With the motto of 'good food, good mood’, which is proclaimed on a poster adorning this contemporary and cosmopolitan café, Rodríguez & Co’s philosophy is healthy (and, they say, fun) cooking, based on four elements: juices, smoothies, sandwiches and salads. Among the latter you'll find creations such as the Asilah (couscous, chickpeas, vegetables, almonds and raisins, with yoghurt dressing), and one with spinach, poached egg, sun-dried tomatoes, apple and dried fruits.
When you call Iposa and someone answers ‘Mossos d’Esquadra [the Catalan police force], buenos días’, you know it’s a place with a sense of humour and imagnation, and this is reflected in the menu of salads that rocketed them to success. ‘When I opened 15 years ago, only girls came,’ says Sebastian, owner and the man behind the joke on the phone. Nowadays the menu is more wide-ranging, but the salads are still there. Examples? The one with pasta and prawns with dill, and another of spinach, duck gizzards and croutons. At lunchtime they have half-sized salads for €3.

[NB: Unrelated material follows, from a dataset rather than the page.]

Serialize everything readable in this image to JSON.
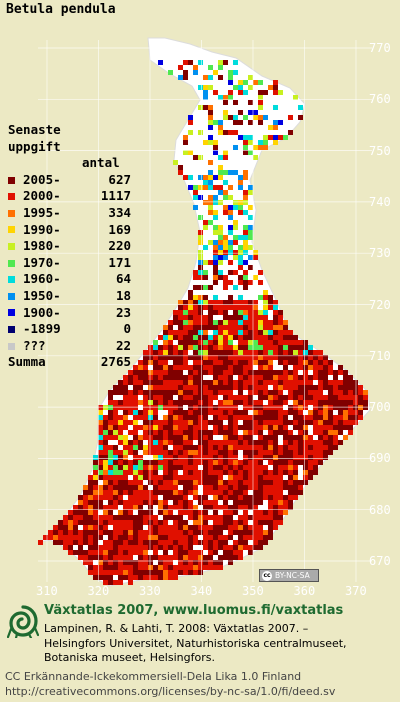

The salad made with buffalo mozzarella from the Empordà region of Catalonia is already a classic in this place that favours creativity, slow food, locally sourced ingredients, fair trade and respect for the environment. And they know perfectly well that even if ‘Catalan mozzarella isn't as flavourful as the one from Campania’, it’s still really good and, in life, above all else, it’s important to be consistent.
The restaurant of the new Hotel Brummell, in the Poble-sec neighbourhood, has a lovely interior terrace and a very interesting menu that includes seasonal, light and healthy dishes with South American touches. This approach translates into a selection of salads that range from the most classic, called the ‘Urban allotment’ with seasonal fruit and veg, to the most exotic in the form of Korean dish kimchi with cabbage, squash and coriander.
On the menu of this fashionable bistro with a free-thinking spirit are around ten salads, from the classic Caesar to others with a strikingly French air, such as bistro-style herring with warm potatoes, and 'une salade' of green beans with foie gras and parmesan shavings. Even though the salads are standout dishes at Café Emma, that doesn’t mean you shouldn’t try being a Parisian bon vivant for the day and pair your lobster salad with a few oysters, for example.
This gastronomic paradise where everybody is thin, attractive and apparently in harmony with themselves, has dishes that are flexitarian (flexible vegitarian), creative and delicious. In Flax & Kale, which would have been an impossibility in BCN until fairly recently, you can decide how vegetarian you want to be in a space full of multicoloured dishes that's proud of being unorthodox, and makes around a fifth of its recipes with fish.
With its huge windows, this restaurant is light and welcoming, and serves up what the owners call ‘temperature cooking’, demonstrated by a menu that's divided into four sections: raw, low-temperature, hob and grill. In the raw part, we like innovations such as couscous with broccoli, fruit and dried fruit; spheres of fresh mozzarella with tomatoes and herbs; and the fresh corvina ceviche with orange, coriander and lime.
The very trendy C/Parlament is arguably the best street in Barcelona to discover that the classic salad of lettuce, tomato and onion has been successfully, and (let’s be honest) happily, substituted by more creative and imaginative offerings using ingredients sourced from elsewhere. This is clearly demonstrated by the range of dishes at this informal venue – which also specialises in juices – such as Caribbean tabbouleh (with hemp seeds, mint, coriander, avocado and palm hearts), and the quinoa salad with sweet potato, pear, blueberries, spinach and goat’s cheese.